Patients suffering from lung cancer in Britain are more likely to die from the disease than similar patients living in Poland, a new report has found.

A study of comparative survival rates across Europe reveals that lung cancer sufferers in the UK have just a 6.5 per cent chance of surviving for five years or more after diagnosis. In Poland the figure is 7.6 per cent and in France, at the top of the table, people have a 14 per cent chance of living.

The statistics, compiled by management consultant Chris Philp, will be published by the Conservative Bow Group. His research also shows that Britain has a lower proportion of radiotherapists for the population than Poland, fewer specialists for every incidence of cancer than any country in western Europe, and spends three times more on remedies for constipation than it does on treating cancer.

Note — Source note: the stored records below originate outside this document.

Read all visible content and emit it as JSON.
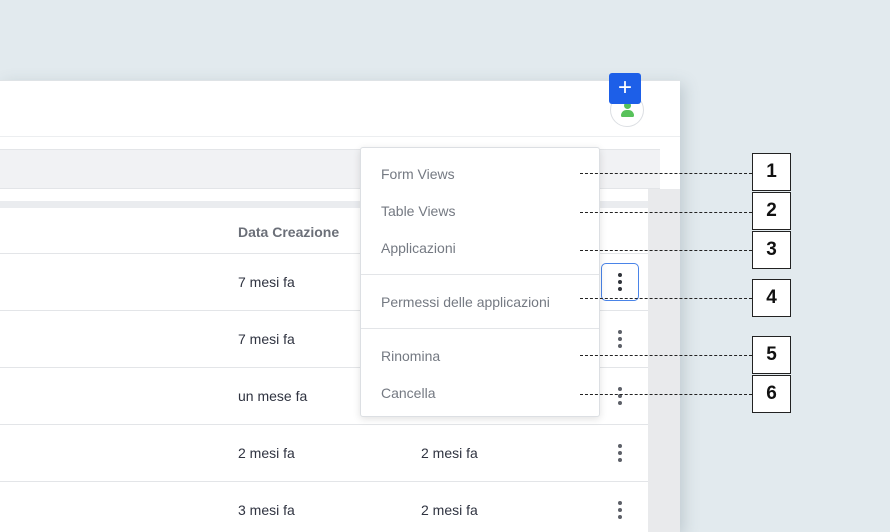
{
  "header": {
    "avatar_icon": "user-icon"
  },
  "toolbar": {
    "add_label": "+"
  },
  "table": {
    "columns": {
      "created": "Data Creazione"
    },
    "rows": [
      {
        "created": "7 mesi fa",
        "modified": ""
      },
      {
        "created": "7 mesi fa",
        "modified": ""
      },
      {
        "created": "un mese fa",
        "modified": ""
      },
      {
        "created": "2 mesi fa",
        "modified": "2 mesi fa"
      },
      {
        "created": "3 mesi fa",
        "modified": "2 mesi fa"
      }
    ]
  },
  "menu": {
    "items": [
      {
        "label": "Form Views"
      },
      {
        "label": "Table Views"
      },
      {
        "label": "Applicazioni"
      },
      {
        "label": "Permessi delle applicazioni"
      },
      {
        "label": "Rinomina"
      },
      {
        "label": "Cancella"
      }
    ]
  },
  "callouts": [
    "1",
    "2",
    "3",
    "4",
    "5",
    "6"
  ],
  "colors": {
    "accent": "#1d5fe8",
    "avatar": "#58c25b",
    "background": "#e2eaee"
  }
}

Health care in Britain is the "worst in Europe", the report argues, and if standards in the NHS were raised to match those in the best countries, 85,000 lives could be saved a year. The report says 230 people a day die "unnecessarily" in Britain - approaching the UK mortality rate in the Second World War.

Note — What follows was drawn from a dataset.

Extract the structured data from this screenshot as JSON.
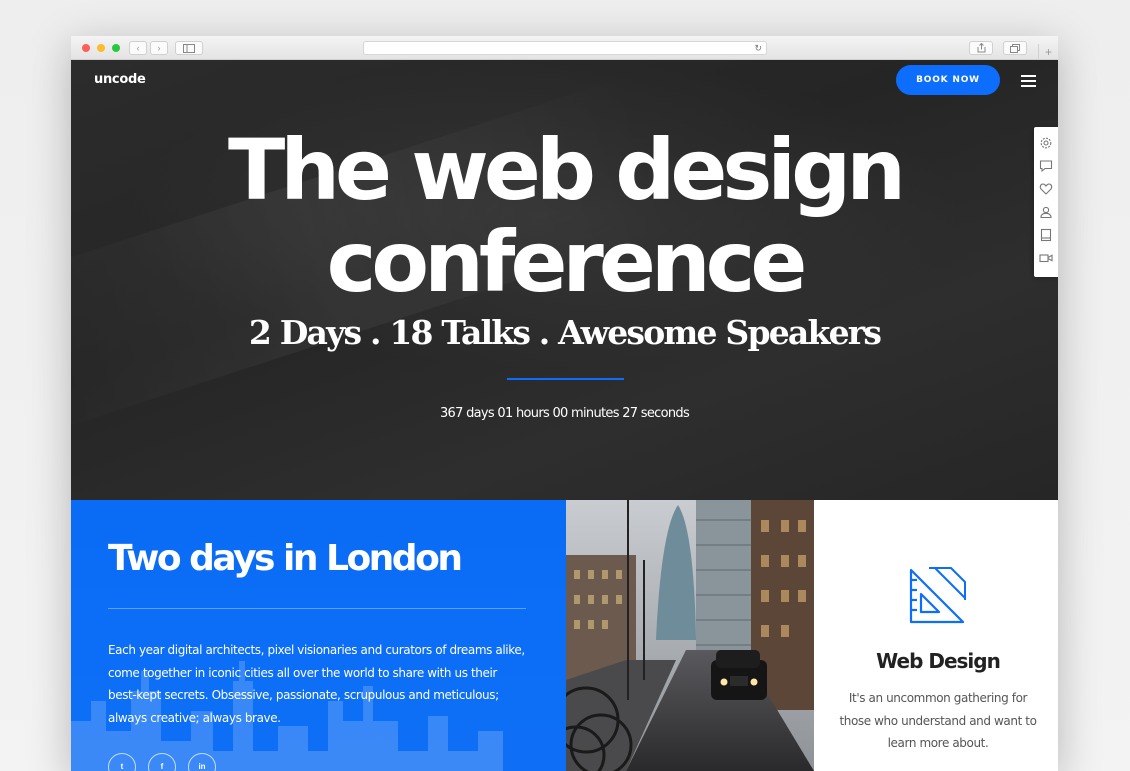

The report, which devotes a chapter to cancer care, comes after Alan Milburn, the Health Secretary, said fighting the killer disease would be a priority of the health service. Mr Milburn pledged to cut cancer deaths in the under-75s by 100,000 by 2010, and appointed Professor Mike Richards "cancer czar" to oversee the process and ensure the NHS did not fail patients.

But at a conference of oncologists earlier this month, senior doctors condemned the "third world" cancer services in the NHS, complained that just £170m a year was being made available to spend on drugs for cancer treatment, and warned of a general lack of funds, equipment and qualified staff.

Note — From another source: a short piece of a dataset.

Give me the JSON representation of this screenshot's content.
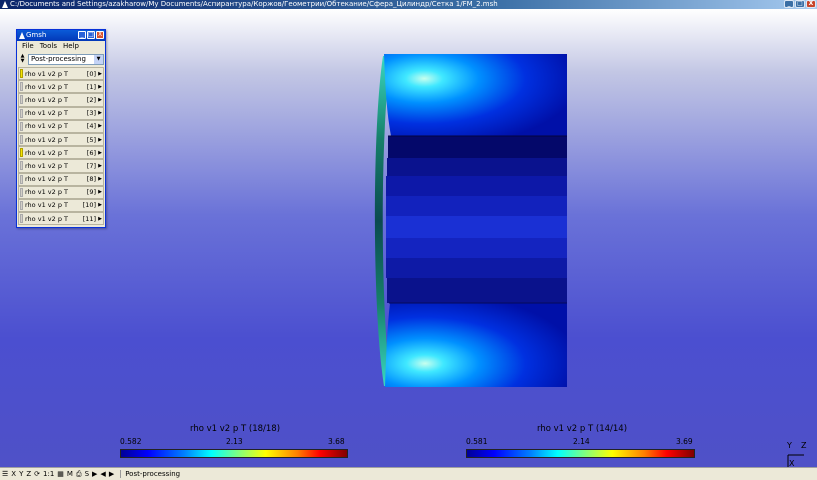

The issue is to be investigated in the new year by the cross-party Commons Science and Technology Select Committee, but the new report will give little comfort to the Health Secretary or the cancer czar. It charts survival rates for British patients with lung cancer, colon cancer and breast cancer, revealing a "large gap" between the UK and prosperous European countries such as Holland, Sweden, France and Germany. Britain is "closer to Poland, Estonia and Slovakia", the report says.

The research also shows how far the NHS lags behind health services on the continent, especially when it comes to staffing levels and funding. The UK comes behind Norway, Belgium, Germany, Austria, France, Switzerland and Spain with just 0.2 cancer specialists for every 100 new patients. The latest figures also show that the NHS spends just over £1 a head on anti-cancer drugs - a quarter of the amount spent in the United States, where the death rate is half that of the UK.